John Brown: The Abolitionist's Death Which Sparked The Civil War
By | September 29, 2020
There are some historical figures whose very existence sparks the fire of everything that follows. They speak not only for themselves but for a moment in time, as if possessed by the specter of history. John Brown, an abolitionist who gave up on talk and turned to violence in the name of the movement, is one of those people. Brown wasn't always a fiery upstart, but by his final days, his actions not only degraded relations between the North and the South, they lit the fuse for the Civil War.
John Brown's Early Life
Born into a family of abolitionists on May 9, 1800 in Torrington, Connecticut, the young John Brown followed directly in the footsteps of his father, Owen Brown. Five years after he was born, Brown and his family moved to Hudson, Ohio, where they opened a tannery and operated a safe house for slaves attempting to reach the the North. An evangelical family, the Browns believed in the pursuit of personal righteousness and lived strictly according to the Bible.
At 16, Brown moved back to the Northeast, where he studied to become a congregational minister, but when he couldn't afford tuition, he returned to Ohio to work with his brother in their own tannery. Soon, Brown moved his family further north to create an even safer space for fugitives from the South.
The John Brown Tannery
After marrying Dianthe Lusk in 1820, Brown moved his young family to New Richmond, Pennsylvania, where purchased 200 acres of land.
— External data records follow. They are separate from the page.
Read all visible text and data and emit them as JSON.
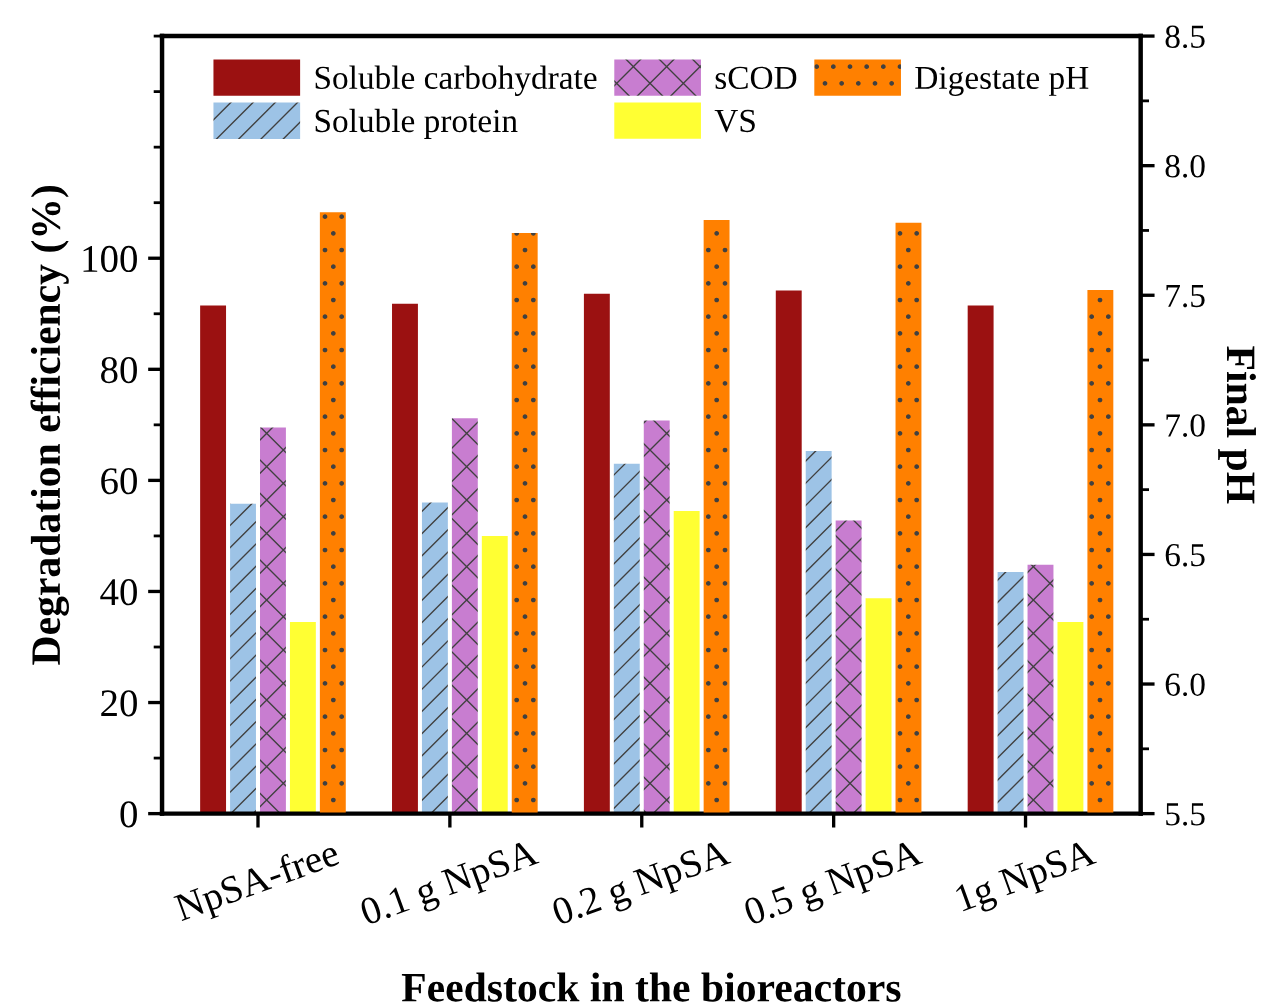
{
  "chart_data": {
    "type": "bar",
    "xlabel": "Feedstock in the bioreactors",
    "ylabel": "Degradation efficiency (%)",
    "y2label": "Final pH",
    "categories": [
      "NpSA-free",
      "0.1 g NpSA",
      "0.2 g NpSA",
      "0.5 g NpSA",
      "1g NpSA"
    ],
    "series": [
      {
        "name": "Soluble carbohydrate",
        "color": "#9b1111",
        "values": [
          91.5,
          91.8,
          93.6,
          94.2,
          91.5
        ]
      },
      {
        "name": "Soluble protein",
        "color": "#9dc3e6",
        "values": [
          55.8,
          56.0,
          63.0,
          65.3,
          43.5
        ]
      },
      {
        "name": "sCOD",
        "color": "#c87dd0",
        "values": [
          69.5,
          71.2,
          70.8,
          52.8,
          44.8
        ]
      },
      {
        "name": "VS",
        "color": "#ffff33",
        "values": [
          34.5,
          50.0,
          54.5,
          38.8,
          34.5
        ]
      },
      {
        "name": "Digestate pH",
        "color": "#ff8000",
        "axis": "y2",
        "values": [
          7.82,
          7.74,
          7.79,
          7.78,
          7.52
        ]
      }
    ],
    "ylim": [
      0,
      140
    ],
    "yticks": [
      0,
      20,
      40,
      60,
      80,
      100
    ],
    "y2lim": [
      5.5,
      8.5
    ],
    "y2ticks": [
      5.5,
      {
        "value": 6,
        "label": "6.0"
      },
      6.5,
      {
        "value": 7,
        "label": "7.0"
      },
      7.5,
      {
        "value": 8,
        "label": "8.0"
      },
      8.5
    ],
    "legend": "top",
    "grid": false
  }
}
He reserved this space for opening a new tannery and constructing a cabin, barn, and a concealed area to hide any slaves who made it to his slice of paradise. Between 1825 and 1835, Brown is said to have helped 2,500 former slaves escape to freedom.
In 1831, an illness struck the Brown family, and he lost his wife and his newborn son. His business suffered, and everything in Pennsylvania turned upside-down. The one bright spot in this run of bad luck was Mary Ann Day, a young woman from the area who fell for Brown. The two married, and Brown fathered another 13 children. If anything, however, that only worsened his financial status, and after moving his new family to Franklin Mills, Ohio, Brown's new tannery went bankrupt and four of his children died of dysentery. Another move brought Brown to Springfield, Massachusetts in 1846, where he found an entire city dedicated to the anti-slavery movement.